Le début de l’A. me trouble, parce que Pascal Rambert provoque le théâtre sur le terrain du réel.
Je crois qu’une fiction qui naît et se perd dans le réel jusqu’à ne plus permettre la distinction du vrai et du faux, déstructure notre lien à la réalité et peut-être notre rapport au théâtre. Le début de l’A. me donne le moyen de fouiller ailleurs dans la frontière, dans les rouages de la vraie-fausse ressemblance. Cet axe est essentiel dans mon travail.

Je ne veux pas oublier. Ni mes blessures, ni mes joies amoureuses.
Ni le manque, ni l’absence, ni la séparation.
Le Début de l’A. raconte la séparation.
Pascal Rambert éloigne ses personnages non seulement d’un point de vue géographique, mais aussi dans la forme dramatique, puisqu'il n'y a pas, ou rarement, de dialogues à proprement dit. La parole a un statut étrange, proche de la voix intérieure.
Même quand il y a dialogue, il est écrit que les amants ne sont pas ensemble. Ils échangent des pensées plus que des paroles.
Ils sont chacun, un, séparés. Remplis du manque de l'autre.
Séparer les amants est un formidable ressort dramatique pour raconter cette impossibilité de n’être qu’un.

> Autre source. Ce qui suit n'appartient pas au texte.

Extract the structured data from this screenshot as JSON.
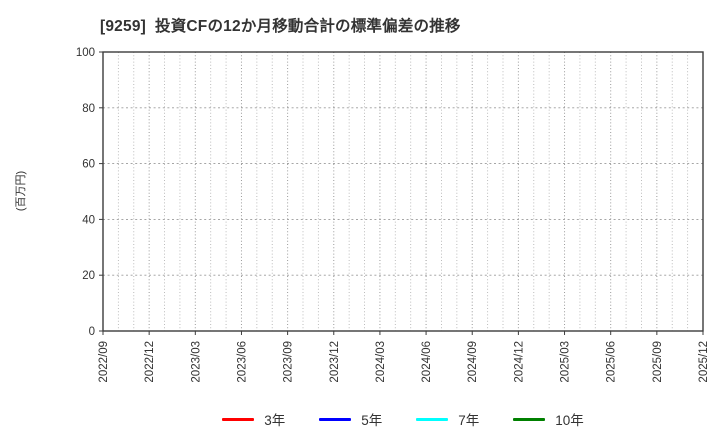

L’écriture de la pièce est imagée et concrète à la fois. Elle déclenche des rêveries que notre imaginaire projette immédiatement dans une topographie du quotidien, mais loin du réalisme, car le rythme et le style de la pièce évoquent une histoire en technicolor, donnent l’illusion du réel.

Le sous-titre (chanson) est important, j’entends autant la musicalité d’une écriture qu’un univers plein d’une énergie vivifiante et actuelle, jamais grave.
La présence d’un musicien sur le plateau s’impose comme le filtre onirique de l’histoire. Sur scène, le musicien est le soutien ou l’initiateur des parties chantées. La bande son est conçue comme la musique d’un film qui traduit l’univers mental et environnemental des protagonistes : un univers sonore continu, abstrait et mouvant.
Dimoné s’est s’imprégné du texte pour y choisir des éléments, des passages, qui sonnent comme les refrains et les couplets de chansons dont il a écrit la musique.
Ces chansons ou leur ligne mélodique ponctuent la pièce. Toujours accompagnées à la guitare, chantées ou en " talk over ", elles empruntent les voix des deux amants ; celle du musicien est l’écho de leur pensée.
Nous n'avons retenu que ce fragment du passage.